Конечно же, случай на вечерней поверке, мой ответ об отсутствии Бондаренко, ему туг же стал известен. На другой день он вызвал меня в канцелярию: "Почему не был в строю матрос Бондаренко? – "Вы же знаете, где он был, товарищ старший лейтенант!" – "Ничего я не знаю!.. И вообще ваше отделение разболтано, плохо командуете!" – "Вы же знаете, наше отделение одно из лучших в роте. Фотография..." – "Молчать!" – "Есть! Разрешите идти?"

Устав, субординация, выучка заставляли, скрепя душу, держать себя в рамках, но глаза меня выдавали и проницательный старлей умел прочесть в них нужное.

Однажды, в воскресный день, нес я службу дежурным по роте.

Многие были в городском увольнении, в том числе и мой художник Витя Леонов. Как всегда он поехал в Строгановское училище, где рисовал обнаженных натурщиц. А это это стало для него привычным. А для нас!?

Вот Витя Леонов пришел в казарму, положил на кровать рулон ватманов со своими зарисовками. Кто-то из матросов полюбопытствовал: "А ну-ка че ты там нарисовал, Витя?" Когда раскатал листы, ахнул: "Парни, а ну сюда, глядите!" Сбежалась куча народу и давай на все лады пытать моего достаточно меланхоличного матроса: "И ты до сих пор молчал?!" – "А что говорить?" – "Так они что, так голые и стоят перед вами?" – "Ну стоят!" – "Ну а вы там сами-то, рисовальщики, едрена мать, так и смотрите?" – "Почему смотрим? Рисуем!" – "Во дает, а мужики! И молчит!" – "А что говорить?..".

"Дискутанты" расходятся, мотая головами, завистливо озираясь на моего матроса-художника. Разошлись, занялись – кто чем: писанием писем, стиркой тельняшек, кто в "ленинскую комнату" – к телевизору, к книжкам.

Прохаживаюсь по роте – при повязке дежурного, при боцманской дудке, при автоматном штыке на поясе, слежу за порядком. Сейчас я за старшего в подразделении, лаже замкомвзводные все в городе. Личное время.

Мой Витя Леонов, гляжу, устанавливает мольберт, прикалывает кнопками чистый ватман. "Командир, садитесь, порисую!" – приглашает меня Витя. Сажусь напротив рисовальщика. Самому интересно: впервые в жизни позирую художнику!

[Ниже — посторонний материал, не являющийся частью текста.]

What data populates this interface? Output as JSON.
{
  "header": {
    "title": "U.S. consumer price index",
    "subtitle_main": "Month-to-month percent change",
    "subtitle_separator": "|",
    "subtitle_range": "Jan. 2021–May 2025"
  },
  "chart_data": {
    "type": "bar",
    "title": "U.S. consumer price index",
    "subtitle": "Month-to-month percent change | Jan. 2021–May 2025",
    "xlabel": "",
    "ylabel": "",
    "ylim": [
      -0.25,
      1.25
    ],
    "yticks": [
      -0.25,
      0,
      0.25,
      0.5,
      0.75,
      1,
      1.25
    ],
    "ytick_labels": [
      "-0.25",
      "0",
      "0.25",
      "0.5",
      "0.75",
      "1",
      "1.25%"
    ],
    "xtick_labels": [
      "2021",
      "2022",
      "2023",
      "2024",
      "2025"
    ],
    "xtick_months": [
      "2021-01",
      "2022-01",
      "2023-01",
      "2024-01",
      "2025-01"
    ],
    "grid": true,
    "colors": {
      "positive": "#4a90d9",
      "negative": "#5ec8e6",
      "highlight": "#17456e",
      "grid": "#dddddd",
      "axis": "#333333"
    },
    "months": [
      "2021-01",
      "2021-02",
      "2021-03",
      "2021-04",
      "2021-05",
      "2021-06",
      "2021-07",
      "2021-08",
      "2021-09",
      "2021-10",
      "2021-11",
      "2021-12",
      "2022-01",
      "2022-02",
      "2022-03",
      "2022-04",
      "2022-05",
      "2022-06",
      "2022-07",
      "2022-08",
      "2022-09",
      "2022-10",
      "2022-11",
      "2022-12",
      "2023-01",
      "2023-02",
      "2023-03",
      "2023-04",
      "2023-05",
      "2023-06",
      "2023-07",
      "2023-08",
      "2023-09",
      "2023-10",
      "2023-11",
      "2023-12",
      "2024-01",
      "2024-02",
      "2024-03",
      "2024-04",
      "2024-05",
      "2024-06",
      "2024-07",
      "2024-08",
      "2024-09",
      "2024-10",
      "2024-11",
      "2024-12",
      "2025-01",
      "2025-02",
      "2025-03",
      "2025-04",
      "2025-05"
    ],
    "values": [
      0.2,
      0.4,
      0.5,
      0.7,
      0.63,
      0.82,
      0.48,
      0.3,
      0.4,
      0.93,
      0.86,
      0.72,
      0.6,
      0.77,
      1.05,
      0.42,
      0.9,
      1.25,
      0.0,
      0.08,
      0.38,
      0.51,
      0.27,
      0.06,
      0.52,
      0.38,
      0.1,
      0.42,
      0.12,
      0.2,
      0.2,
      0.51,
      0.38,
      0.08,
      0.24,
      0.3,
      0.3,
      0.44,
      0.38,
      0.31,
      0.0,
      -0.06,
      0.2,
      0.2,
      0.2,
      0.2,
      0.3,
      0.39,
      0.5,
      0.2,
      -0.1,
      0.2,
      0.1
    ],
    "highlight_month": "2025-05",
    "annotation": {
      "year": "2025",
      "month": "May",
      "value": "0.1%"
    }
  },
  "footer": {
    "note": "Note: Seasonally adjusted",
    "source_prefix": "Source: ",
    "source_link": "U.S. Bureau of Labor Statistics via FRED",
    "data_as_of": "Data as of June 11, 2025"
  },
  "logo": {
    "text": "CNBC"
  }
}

Тут подкатывают "старички"-доминошники: "Открой офицерский класс, стол возьмем!" Подаю им ключи, откройте, мол, сами. Двери рядом, в пяти шагах, на виду. Только доминошники стол вынесли, стали закрывать эти двери, как черт из пробирки возник откуда-то ротный, заорал: "Кто дежурный? Ко мне в канцелярию!".

Сейчас что-то будет!

"Товарищ капитан (он уже капитан!), по вашему приказанию..." Цибатов не дал договорить, захлебываясь гневом: "Вы... вы показываете дорогу в самоволку!" – "Матросы на моих глазах взяли стол для игры. Вы что мне не доверяете?" – "Я вообще никому не доверяю!".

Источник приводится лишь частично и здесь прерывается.